Da geht normalerweise mehr. Aber das ist schon mal ein Anfang.


----------



## Jogibär (22. Juni 2008)

*AW: Maas bei Asselt, wo sind die Fische hin?!*

Moin,

der Unfall war im letzen Jahr und hat in der Maas, Grenzregion Belgien/Niederlande, Bis hinter Maastricht ein Fischsterben verursacht. Die Region um Roermond war, soweit ich mich erinnere, nicht so sehr betroffen, da sich die Brühe bis dahin schon sehr verdünnt hatte.


----------



## krauthi (22. Juni 2008)

*AW: Maas bei Asselt, wo sind die Fische hin?!*

seit anfang 2008 hat ab der roermonder bahnbrücke ein berufsfischer alles gepachtet und deshalb wundert es mich nicht das dort so gut wie nichts mehr gefangen wird 

die sind manchmal schlimmer als cormorane |gr:


----------



## gimli (23. Juni 2008)

*AW: Maas bei Asselt, wo sind die Fische hin?!*

Wieder von jemandem gehört, der irgendwo versucht hat eine niederländische Zeitung zu lesen, oder hast du diesmal eine Quelle für deine Behauptung? |bla:


----------



## krauthi (24. Juni 2008)

*AW: Maas bei Asselt, wo sind die Fische hin?!*

http://translate.google.de/translate?hl=de&sl=nl&u=http://www.hengelsportfederatielimburg.nl/NL/index.php&sa=X&oi=translate&resnum=1&ct=result&prev=/search%3Fq%3Dhengelsportfederatie%2Blimburg%2B%26hl%3Dde%26rls%3DGFRC,GFRC:2007-10,GFRC:de#q  ach ja     auf NEWS klicken 
wie konnte ich es nur vergessen für gewisse nörgler hier beweise vorzulegen 

würdest du mal lieber deine liste von viswateren durchlesen wüsstest du darüber bescheid


----------



## gimli (24. Juni 2008)

*AW: Maas bei Asselt, wo sind die Fische hin?!*



			
				krauthi schrieb:
			
		

> #q ach ja auf NEWS klicken



Mal Abgesehen von deinem kleinen vaut pas "News"  gegenüber "Nieuws", wollte ich es nicht wahr haben/glauben. Aber du eierst immer noch mit einem eher schlechten Übersetzungsprogramm durch das niederländische Internet.#d

Nun kann nicht nur ich es nachvollziehen, wie deine ENTEN zustande kommen, sondern auch einige andere hier.:q

Der Visserijbedrijf J. Nelissen van Gasselt V.O.F. stellt sich etwas anders dar. Was in ihrem Fall auch durchaus legitim ist.
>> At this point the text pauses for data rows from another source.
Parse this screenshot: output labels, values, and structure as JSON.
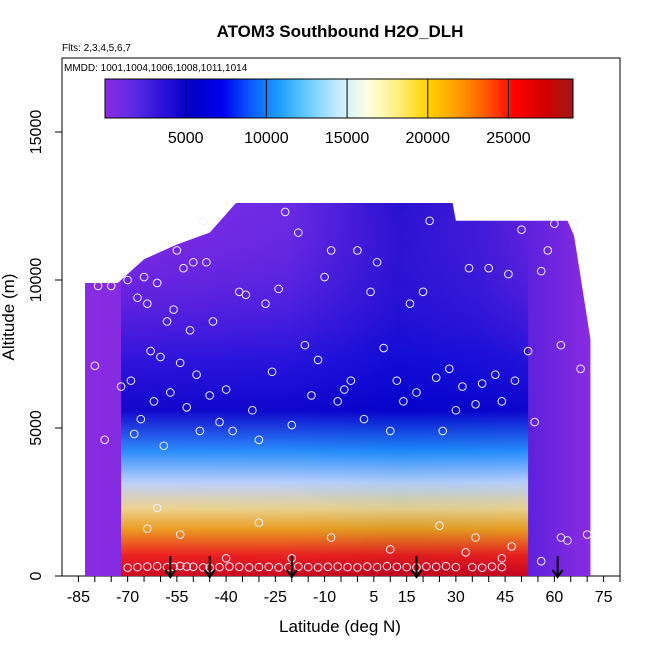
{
  "chart_data": {
    "type": "heatmap",
    "title": "ATOM3 Southbound H2O_DLH",
    "flights_note": "Flts: 2,3,4,5,6,7",
    "dates_note": "MMDD: 1001,1004,1006,1008,1011,1014",
    "xlabel": "Latitude (deg N)",
    "ylabel": "Altitude (m)",
    "xlim": [
      -90,
      80
    ],
    "ylim": [
      0,
      17500
    ],
    "x_ticks": [
      -85,
      -70,
      -55,
      -40,
      -25,
      -10,
      5,
      15,
      30,
      45,
      60,
      75
    ],
    "x_tick_labels": [
      "-85",
      "-70",
      "-55",
      "-40",
      "-25",
      "-10",
      "5",
      "15",
      "30",
      "45",
      "60",
      "75"
    ],
    "y_ticks": [
      0,
      5000,
      10000,
      15000
    ],
    "y_tick_labels": [
      "0",
      "5000",
      "10000",
      "15000"
    ],
    "colorbar": {
      "range": [
        0,
        29000
      ],
      "ticks": [
        5000,
        10000,
        15000,
        20000,
        25000
      ],
      "tick_labels": [
        "5000",
        "10000",
        "15000",
        "20000",
        "25000"
      ],
      "colors": [
        "#8a2be2",
        "#5b2be6",
        "#2a10d8",
        "#0000c8",
        "#0000ee",
        "#0a5cff",
        "#1fa0ff",
        "#6fcfff",
        "#c8ecff",
        "#ffffe0",
        "#ffef80",
        "#ffd400",
        "#ffa000",
        "#ff5a00",
        "#ff0000",
        "#d40000",
        "#a01818"
      ]
    },
    "profile_markers_lat": [
      -57,
      -45,
      -20,
      18,
      61
    ],
    "coverage": {
      "lat_range": [
        -83,
        71
      ],
      "top_altitude": [
        [
          -83,
          9900
        ],
        [
          -73,
          9900
        ],
        [
          -65,
          10700
        ],
        [
          -55,
          11200
        ],
        [
          -45,
          11600
        ],
        [
          -37,
          12600
        ],
        [
          -25,
          12600
        ],
        [
          -10,
          12600
        ],
        [
          5,
          12600
        ],
        [
          20,
          12600
        ],
        [
          29,
          12600
        ],
        [
          30,
          12000
        ],
        [
          40,
          12000
        ],
        [
          55,
          12000
        ],
        [
          64,
          12000
        ],
        [
          66,
          11500
        ],
        [
          71,
          8000
        ]
      ]
    },
    "observation_points": [
      [
        -80,
        7100
      ],
      [
        -79,
        9800
      ],
      [
        -77,
        4600
      ],
      [
        -75,
        9800
      ],
      [
        -72,
        6400
      ],
      [
        -70,
        10000
      ],
      [
        -69,
        6600
      ],
      [
        -68,
        4800
      ],
      [
        -67,
        9400
      ],
      [
        -66,
        5300
      ],
      [
        -65,
        10100
      ],
      [
        -64,
        9200
      ],
      [
        -63,
        7600
      ],
      [
        -62,
        5900
      ],
      [
        -61,
        9900
      ],
      [
        -60,
        7400
      ],
      [
        -59,
        4400
      ],
      [
        -58,
        8600
      ],
      [
        -57,
        6200
      ],
      [
        -56,
        9000
      ],
      [
        -55,
        11000
      ],
      [
        -54,
        7200
      ],
      [
        -53,
        10400
      ],
      [
        -52,
        5700
      ],
      [
        -51,
        8300
      ],
      [
        -50,
        10600
      ],
      [
        -49,
        6800
      ],
      [
        -48,
        4900
      ],
      [
        -47,
        12000
      ],
      [
        -46,
        10600
      ],
      [
        -45,
        6100
      ],
      [
        -44,
        8600
      ],
      [
        -42,
        5200
      ],
      [
        -40,
        6300
      ],
      [
        -38,
        4900
      ],
      [
        -36,
        9600
      ],
      [
        -34,
        9500
      ],
      [
        -32,
        5600
      ],
      [
        -30,
        4600
      ],
      [
        -28,
        9200
      ],
      [
        -26,
        6900
      ],
      [
        -24,
        9700
      ],
      [
        -22,
        12300
      ],
      [
        -20,
        5100
      ],
      [
        -18,
        11600
      ],
      [
        -16,
        7800
      ],
      [
        -14,
        6100
      ],
      [
        -12,
        7300
      ],
      [
        -10,
        10100
      ],
      [
        -8,
        11000
      ],
      [
        -6,
        5900
      ],
      [
        -4,
        6300
      ],
      [
        -2,
        6600
      ],
      [
        0,
        11000
      ],
      [
        2,
        5300
      ],
      [
        4,
        9600
      ],
      [
        6,
        10600
      ],
      [
        8,
        7700
      ],
      [
        10,
        4900
      ],
      [
        12,
        6600
      ],
      [
        14,
        5900
      ],
      [
        16,
        9200
      ],
      [
        18,
        6200
      ],
      [
        20,
        9600
      ],
      [
        22,
        12000
      ],
      [
        24,
        6700
      ],
      [
        26,
        4900
      ],
      [
        28,
        7000
      ],
      [
        30,
        5600
      ],
      [
        32,
        6400
      ],
      [
        34,
        10400
      ],
      [
        36,
        5800
      ],
      [
        38,
        6500
      ],
      [
        40,
        10400
      ],
      [
        42,
        6800
      ],
      [
        44,
        5900
      ],
      [
        46,
        10200
      ],
      [
        48,
        6600
      ],
      [
        50,
        11700
      ],
      [
        52,
        7600
      ],
      [
        54,
        5200
      ],
      [
        56,
        10300
      ],
      [
        58,
        11000
      ],
      [
        60,
        11900
      ],
      [
        62,
        7800
      ],
      [
        64,
        1200
      ],
      [
        66,
        11900
      ],
      [
        68,
        7000
      ],
      [
        70,
        1400
      ],
      [
        -70,
        280
      ],
      [
        -67,
        300
      ],
      [
        -64,
        320
      ],
      [
        -61,
        330
      ],
      [
        -58,
        300
      ],
      [
        -56,
        310
      ],
      [
        -54,
        340
      ],
      [
        -52,
        320
      ],
      [
        -50,
        310
      ],
      [
        -47,
        290
      ],
      [
        -45,
        280
      ],
      [
        -42,
        300
      ],
      [
        -39,
        320
      ],
      [
        -36,
        310
      ],
      [
        -33,
        290
      ],
      [
        -30,
        300
      ],
      [
        -27,
        310
      ],
      [
        -24,
        290
      ],
      [
        -21,
        300
      ],
      [
        -18,
        320
      ],
      [
        -15,
        300
      ],
      [
        -12,
        290
      ],
      [
        -9,
        310
      ],
      [
        -6,
        320
      ],
      [
        -3,
        300
      ],
      [
        0,
        290
      ],
      [
        3,
        320
      ],
      [
        6,
        300
      ],
      [
        9,
        330
      ],
      [
        12,
        310
      ],
      [
        15,
        300
      ],
      [
        18,
        290
      ],
      [
        21,
        320
      ],
      [
        24,
        310
      ],
      [
        27,
        330
      ],
      [
        30,
        300
      ],
      [
        33,
        800
      ],
      [
        35,
        300
      ],
      [
        38,
        280
      ],
      [
        41,
        320
      ],
      [
        44,
        300
      ],
      [
        47,
        1000
      ],
      [
        -54,
        1400
      ],
      [
        -40,
        600
      ],
      [
        -30,
        1800
      ],
      [
        -20,
        600
      ],
      [
        -8,
        1300
      ],
      [
        10,
        900
      ],
      [
        25,
        1700
      ],
      [
        36,
        1300
      ],
      [
        44,
        600
      ],
      [
        56,
        500
      ],
      [
        62,
        1300
      ],
      [
        -64,
        1600
      ],
      [
        -61,
        2300
      ]
    ]
  }
}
Sie scheinen aber sogar ein O.V.B. Zertifikat zu besitzen ( Organisation. Verbesserung. Binnen Fischerei [Originalkopie von der o.g. Internetseite]). |bigeyes

Beim o.g. Link brauchst du deinen Google-Translator nicht zu benutzen, denn diese Seiten sind in D und NL verfasst. Äußerst merkwürdig finde ich allerdings, dass diese "Nieuws" schon Anfang 2007 bei der HF Limburg zu lesen waren. #t

Ich werde aber mal Kontakt mit den  Nelissen van Gasselt aufnehmen, vielleicht nehmen sie ja auch Stellung zu deiner Behauptung/Anschuldigung. #6



> würdest du mal lieber deine liste von viswateren durchlesen wüsstest du darüber bescheid



Zu meiner *lijst van viswateren* (fett nur für dich): Meine nord-holländischen Gewässer kenne ich sehr gut, insbesondere die dort geltenden Gesetze und Bestimmungen und Erweiterungen.  Vielleicht sogar besser, als "Dein Hechtpapst" aus "De Vlietlanden". Oder hast du dich schon von ihm abgenabelt? #h|supergri


----------



## krauthi (24. Juni 2008)

*AW: Maas bei Asselt, wo sind die Fische hin?!*

du hast dir doch eindeutig zu viele pommer special reingezogen

von mir aus kannst du tuhen wozu du lust hast aber deine unterstellungen ich hätte eine ente ins board gesetzt habe ich mir gemerkt und ich halte dich im auge

wer hier was vom wehm hällt kannst du ja mal rundfragen 
wer ist den damals feige als mod. Wedaufischer  einfach so abgehauen ????


----------



## gimli (24. Juni 2008)

*AW: Maas bei Asselt, wo sind die Fische hin?!*

Wer was von wem hält, spielt für mich keine Rolle. Für mich zählen nur Fakten, Hintergrundinformationen und Gesetze. Somit gesicherte und verifizierte Informationen, die allen Interessierten zuteil werden. Es sind weder Halbwahrheiten noch Mutmaßungen, die ich veröffentliche, nur um mal wieder ins Gespräch zu kommen.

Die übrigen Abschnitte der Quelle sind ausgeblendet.